$\frac{1}{2\pi i} \int_\gamma z^m\frac{f'(z)}{f(z)}dz=\sum_k (z_k)^m$

Question

This question comes from Joseph Bak Complex Analysis.
Suppose f is analytic inside and on a regular closed curve γ and has no zeroes on γ . Show that if m is a positive integer then $ \frac{1}{2\pi i} \int_\gamma z^m \frac{f'(z)}{f(z)}dz=\sum_k (z_k)^m $, where the sum is taken over the zeroes of f inside $\gamma$.
I can't realy use the claim that it's the number of zeores of $z^m f$ , and I can't see how it follow from the residue thm.
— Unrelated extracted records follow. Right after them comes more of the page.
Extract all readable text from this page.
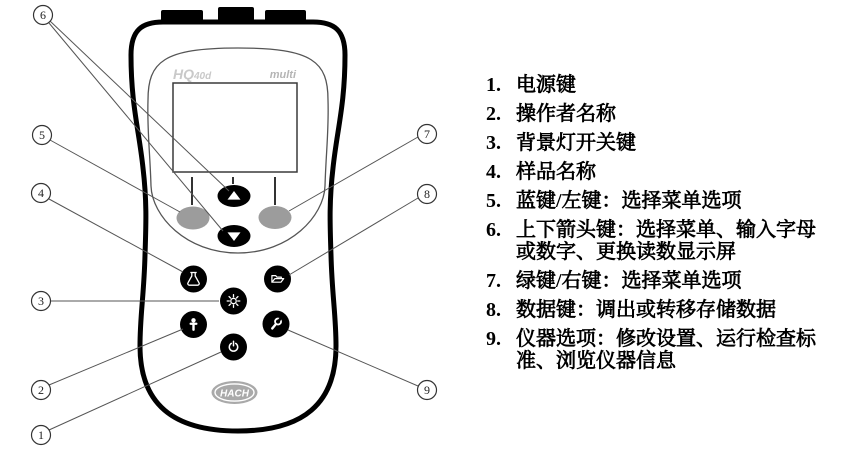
HQ40d	multi
HACH
1
2
3
4
5
6
7
8
9
1. 电源键
2. 操作者名称
3. 背景灯开关键
4. 样品名称
5. 蓝键/左键：选择菜单选项
6. 上下箭头键：选择菜单、输入字母或数字、更换读数显示屏
7. 绿键/右键：选择菜单选项
8. 数据键：调出或转移存储数据
9. 仪器选项：修改设置、运行检查标准、浏览仪器信息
Any hint will be great!

Answer 1

It follows from the generalized argument principle that$$\frac{1}{2\pi i} \int_\gamma z^m\frac{f'(z)}{f(z)}dz=\sum_{z_k\in Z} (z_k)^m\eta(\gamma,z_k)-\sum_{w_k\in P} (w_k)^m\eta(\gamma,w_k),$$where $Z$ is the set of zeros of $f$ and $P$ is the set of its poles. But there are no poles here and all those winding numbers $\eta(\gamma,z_k)$ are equal to $1$.